Mental excitement is the result of central nervous system skill hyperactivity, light expression is commotion restlessness, panic, fear, severe by slight stimulation will produce a very strong reaction, regardless of obstruction to forward or back, even jump into the ditch, run wildly. Mental overexcitement sees in the brain disease, for example, meningeal congestion, cranial pressure rises to wait a moment, metabolization obstacle, poison is waited a moment like chemical drug or plant poison, infectious disease waited a moment like hydrophobic.

2. Mental depression:

Mental inhibition is a manifestation of the predominance of cortical inhibition processes, another form of central nervous dysfunction, with a low or absent response to stimulation. According to the degree, it can be divided into the following categories:


3. How to check?

It is abnormal for a dog to be too energetic or too dull.

(1) Depressed spirit: This is the least inhibited phenomenon of cerebral cortex activity. The affected dog is slow to respond to things around, stands idly, his head is low, his ears are bowed, his eyes are half-closed, and he does not listen to the call of his owner. But they still respond to mild stimuli.

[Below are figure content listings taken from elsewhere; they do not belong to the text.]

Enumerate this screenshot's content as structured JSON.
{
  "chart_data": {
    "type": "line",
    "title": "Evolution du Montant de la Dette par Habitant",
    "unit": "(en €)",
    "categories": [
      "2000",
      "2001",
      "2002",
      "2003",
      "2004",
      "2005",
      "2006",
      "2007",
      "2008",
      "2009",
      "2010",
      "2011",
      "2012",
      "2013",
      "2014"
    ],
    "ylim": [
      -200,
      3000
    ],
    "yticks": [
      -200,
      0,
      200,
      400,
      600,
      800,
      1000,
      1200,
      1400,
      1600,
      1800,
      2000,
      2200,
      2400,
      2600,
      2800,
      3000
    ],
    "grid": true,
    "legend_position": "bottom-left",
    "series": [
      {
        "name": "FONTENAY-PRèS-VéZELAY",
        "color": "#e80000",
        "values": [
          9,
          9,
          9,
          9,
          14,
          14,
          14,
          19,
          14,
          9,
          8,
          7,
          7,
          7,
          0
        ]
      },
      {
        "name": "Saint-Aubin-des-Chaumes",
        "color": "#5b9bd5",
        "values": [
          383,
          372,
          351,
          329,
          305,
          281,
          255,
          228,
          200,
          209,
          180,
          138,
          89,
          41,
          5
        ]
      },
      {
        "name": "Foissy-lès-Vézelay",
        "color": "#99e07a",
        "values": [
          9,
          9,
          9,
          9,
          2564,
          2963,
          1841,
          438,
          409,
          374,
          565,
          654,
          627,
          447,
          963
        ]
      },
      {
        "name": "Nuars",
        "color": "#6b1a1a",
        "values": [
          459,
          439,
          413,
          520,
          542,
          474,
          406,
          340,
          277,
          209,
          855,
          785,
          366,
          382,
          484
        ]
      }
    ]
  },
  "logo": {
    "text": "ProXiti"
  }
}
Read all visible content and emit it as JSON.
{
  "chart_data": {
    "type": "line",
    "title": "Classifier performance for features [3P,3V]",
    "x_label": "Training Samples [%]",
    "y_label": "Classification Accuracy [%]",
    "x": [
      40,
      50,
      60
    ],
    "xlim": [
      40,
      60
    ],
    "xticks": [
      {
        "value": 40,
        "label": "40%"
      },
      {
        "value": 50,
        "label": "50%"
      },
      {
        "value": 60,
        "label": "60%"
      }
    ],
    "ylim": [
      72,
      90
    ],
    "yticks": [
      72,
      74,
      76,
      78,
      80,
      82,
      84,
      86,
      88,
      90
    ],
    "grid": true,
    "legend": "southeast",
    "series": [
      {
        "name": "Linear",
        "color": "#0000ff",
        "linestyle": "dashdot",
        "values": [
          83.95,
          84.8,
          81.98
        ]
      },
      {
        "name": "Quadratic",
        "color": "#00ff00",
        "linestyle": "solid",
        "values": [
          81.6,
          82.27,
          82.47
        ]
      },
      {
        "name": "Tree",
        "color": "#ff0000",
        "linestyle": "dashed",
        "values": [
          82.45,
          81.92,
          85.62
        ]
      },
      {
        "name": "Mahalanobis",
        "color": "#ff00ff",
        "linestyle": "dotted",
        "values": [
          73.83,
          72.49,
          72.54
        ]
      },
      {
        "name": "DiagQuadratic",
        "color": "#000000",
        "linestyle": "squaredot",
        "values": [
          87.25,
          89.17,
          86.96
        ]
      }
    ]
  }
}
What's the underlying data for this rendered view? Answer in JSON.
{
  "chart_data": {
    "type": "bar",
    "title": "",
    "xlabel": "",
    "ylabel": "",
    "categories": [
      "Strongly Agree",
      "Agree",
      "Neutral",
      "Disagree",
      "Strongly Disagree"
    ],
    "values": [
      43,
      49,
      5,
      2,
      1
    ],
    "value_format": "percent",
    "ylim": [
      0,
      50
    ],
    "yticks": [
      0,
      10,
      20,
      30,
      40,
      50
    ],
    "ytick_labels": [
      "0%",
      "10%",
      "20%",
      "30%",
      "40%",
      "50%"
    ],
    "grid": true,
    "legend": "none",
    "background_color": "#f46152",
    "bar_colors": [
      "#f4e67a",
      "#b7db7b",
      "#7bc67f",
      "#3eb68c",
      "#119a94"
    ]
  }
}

(2) Lethargy: Moderate inhibition of the central nervous system. The affected dog is in an unnatural sleep state and is unusually slow to respond to external stimuli. It needs strong stimulation to produce a short response, but it will soon fall into a deep sleep again. It is commonly seen in encephalitis or elevated intracranial pressure.

(3) Coma: this is a highly inhibited phenomenon of cerebral cortex skills. The affected dog loses consciousness completely, has no response to external stimuli, and does not want to get up on the ground. The muscles of the whole body are relaxed, the reflex disappears, and even the pupils dilate and excrete incontinence. Keep only irregular breathing and heart pulse. It has no response to very strong stimulation and is commonly seen in patients with poor prognosis, intracranial lesions such as encephalitis, brain tumors, and metabolic brain diseases such as hypoxia, ischemia, hypoglycemia, dehydration, etc.